農工大、「ホウ素」と「硫黄」から新たな半導体 電子デバイスへの応用に期待 - ITmedia

 東京農工大学は10月28日、「ホウ素」と「硫黄」から新しい半導体物質の生成に成功したと発表した。今後、電子デバイスの半導体部品としての利用など、幅広い分野への展開が期待できるという。

 ホウ素化合物はさまざまな安定構造を示すことが知られており、硫黄と1:1の割合で構成される「硫化ホウ素シート」が原子4層程度の厚みで安定な構造を取ることも理論的に予測されていた。この化合物は構造によって、超電導性や半導体の特性、熱を電気に変える「熱電性能」など、さまざまな性質を持つとも考えられていたが、実際に合成した例や観測報告はこれまでなかったという。

硫化ホウ素シートの構造

 研究チームでは、「菱面体硫化ホウ素」という層状の物質をまず合成。この化合物はもこれまでに数件しか合成報告がなかったが、高圧・高温環境から室温まで急冷することで合成できたという。これを剥離することで硫化ホウ素シートの生成に成功した。

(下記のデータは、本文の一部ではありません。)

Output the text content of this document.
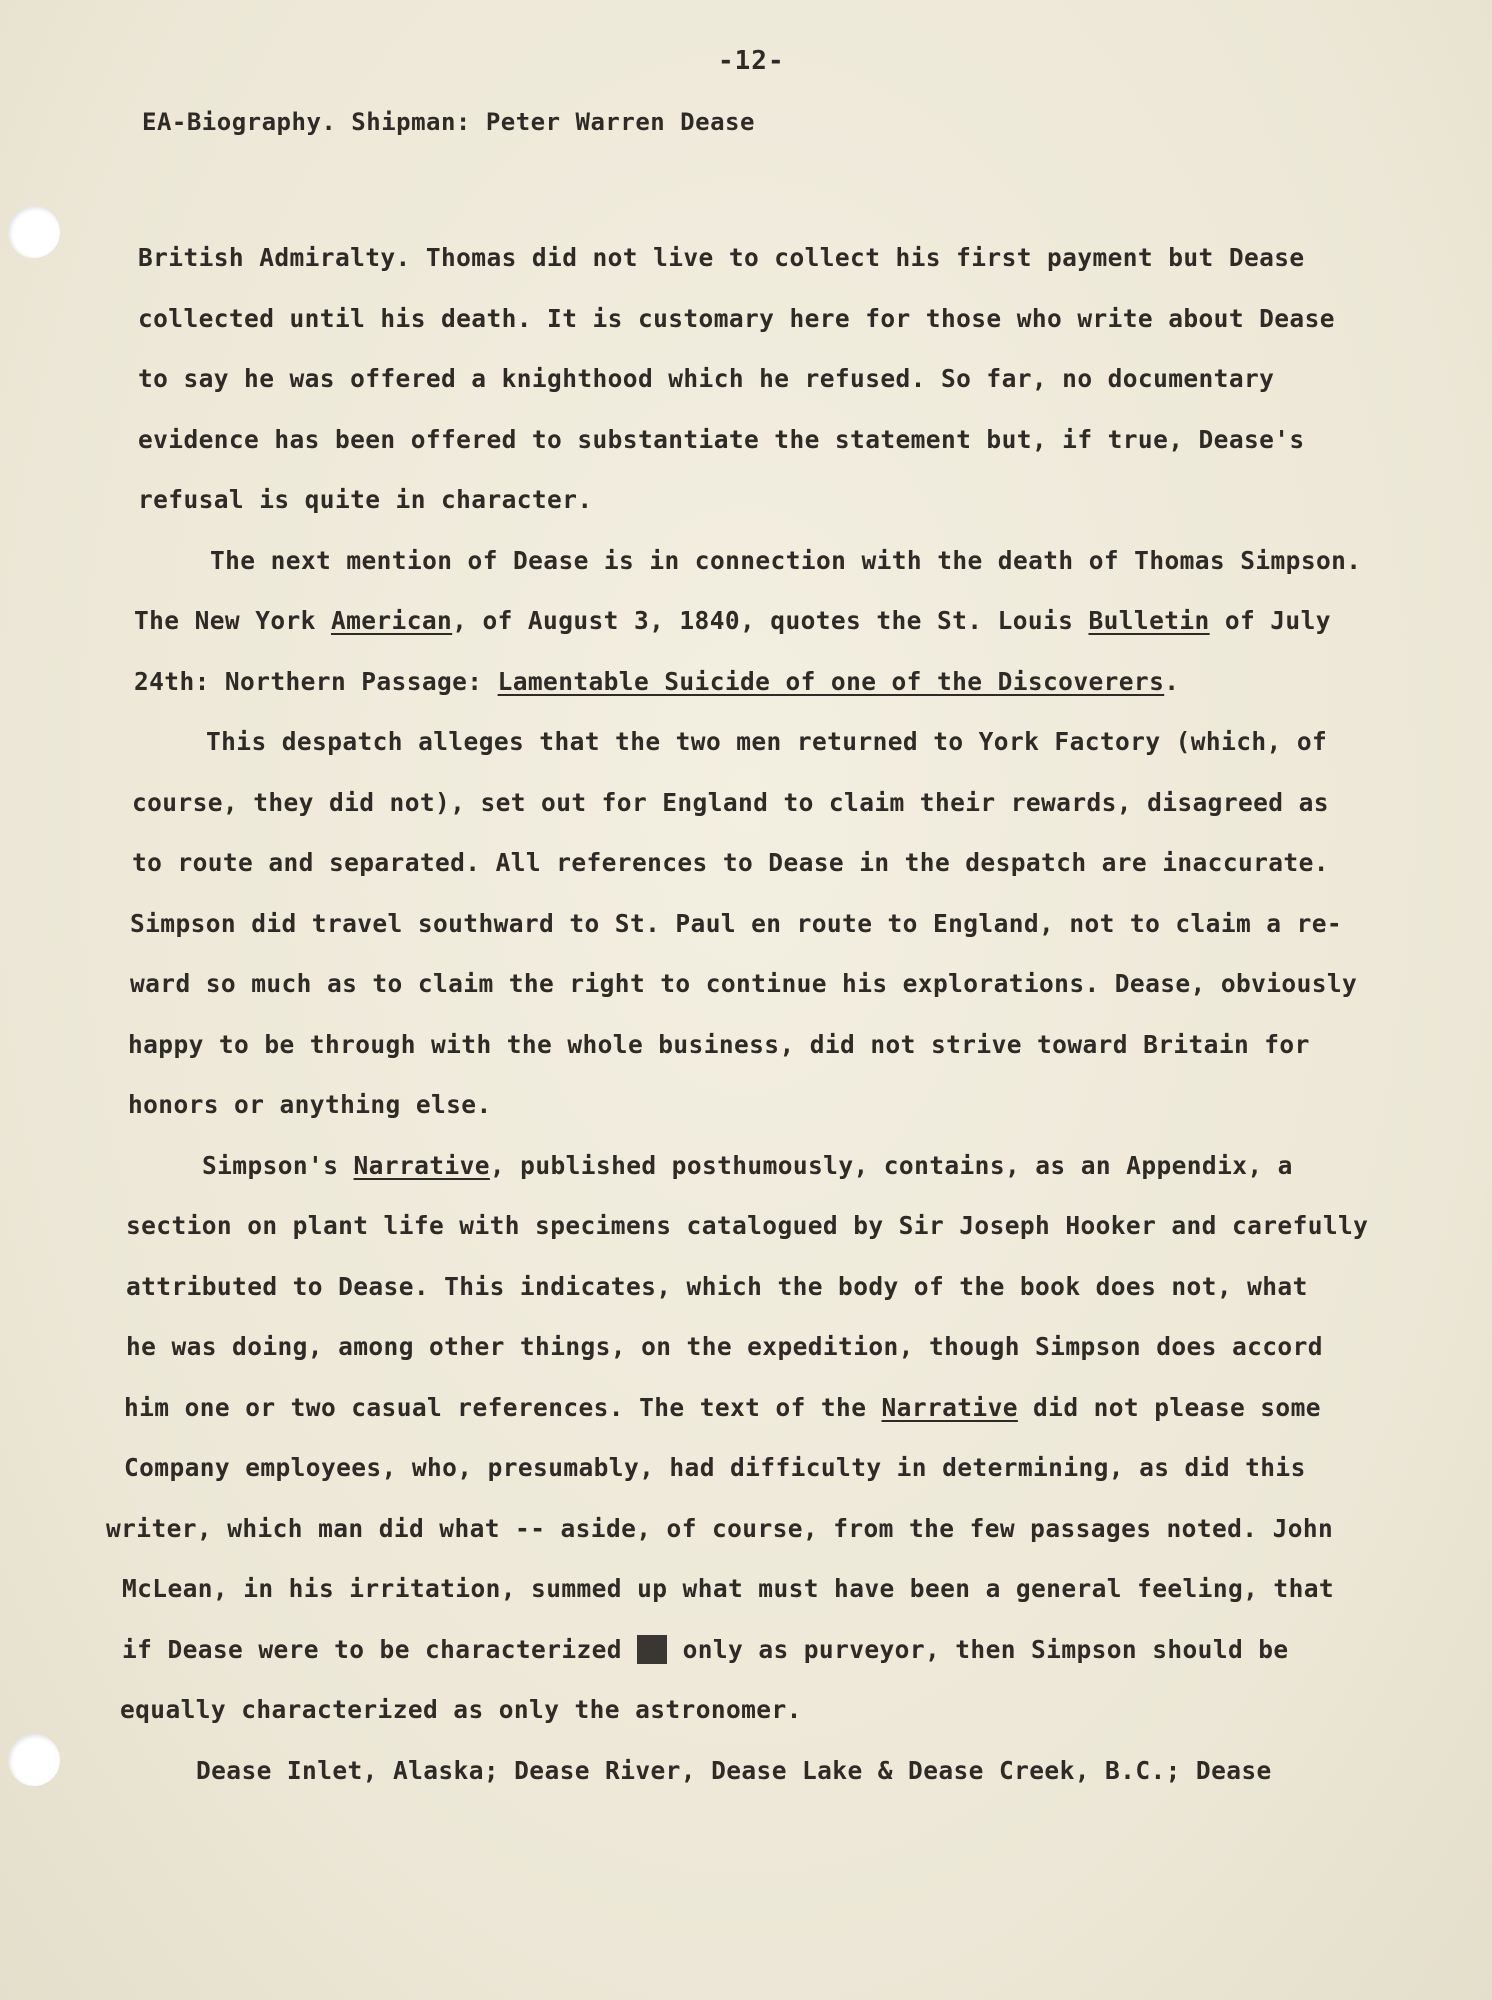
-12-
EA-Biography. Shipman: Peter Warren Dease
British Admiralty. Thomas did not live to collect his first payment but Dease
collected until his death. It is customary here for those who write about Dease
to say he was offered a knighthood which he refused. So far, no documentary
evidence has been offered to substantiate the statement but, if true, Dease's
refusal is quite in character.
The next mention of Dease is in connection with the death of Thomas Simpson.
The New York American, of August 3, 1840, quotes the St. Louis Bulletin of July
24th: Northern Passage: Lamentable Suicide of one of the Discoverers.
This despatch alleges that the two men returned to York Factory (which, of
course, they did not), set out for England to claim their rewards, disagreed as
to route and separated. All references to Dease in the despatch are inaccurate.
Simpson did travel southward to St. Paul en route to England, not to claim a re-
ward so much as to claim the right to continue his explorations. Dease, obviously
happy to be through with the whole business, did not strive toward Britain for
honors or anything else.
Simpson's Narrative, published posthumously, contains, as an Appendix, a
section on plant life with specimens catalogued by Sir Joseph Hooker and carefully
attributed to Dease. This indicates, which the body of the book does not, what
he was doing, among other things, on the expedition, though Simpson does accord
him one or two casual references. The text of the Narrative did not please some
Company employees, who, presumably, had difficulty in determining, as did this
writer, which man did what -- aside, of course, from the few passages noted. John
McLean, in his irritation, summed up what must have been a general feeling, that
if Dease were to be characterized as only as purveyor, then Simpson should be
equally characterized as only the astronomer.
Dease Inlet, Alaska; Dease River, Dease Lake & Dease Creek, B.C.; Dease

菱面体硫化ホウ素の走査電子顕微鏡(上段)と、電子線マイクロアナライザー観察(中段・下段)の結果。黄色は硫黄、緑はホウ素の部分で両者が電子顕微鏡像と同じ形をしていることから、観察している試料が全て硫黄とホウ素で構成されていることが分かる

 このシートを重ねると、電子のエネルギー差である「バンドギャップ」が最大で1.0eV(エレクトロンボルト)変化したという。これは、PCやスマートフォンのCPUにも使われるシリコンの1.12eVに近い値となる。

 硫化ホウ素シートは軽い元素から構成されており、非常に薄いため、サイズの微小化が求められる電子デバイスなどで新しい半導体部品となる可能性がある他、太陽電池や光に反応するセンサーの材料などへの応用も考えられると研究チームは説明する。

 この研究は、学術雑誌「Journal of Materials Chemistry A」に10月27日付で掲載された。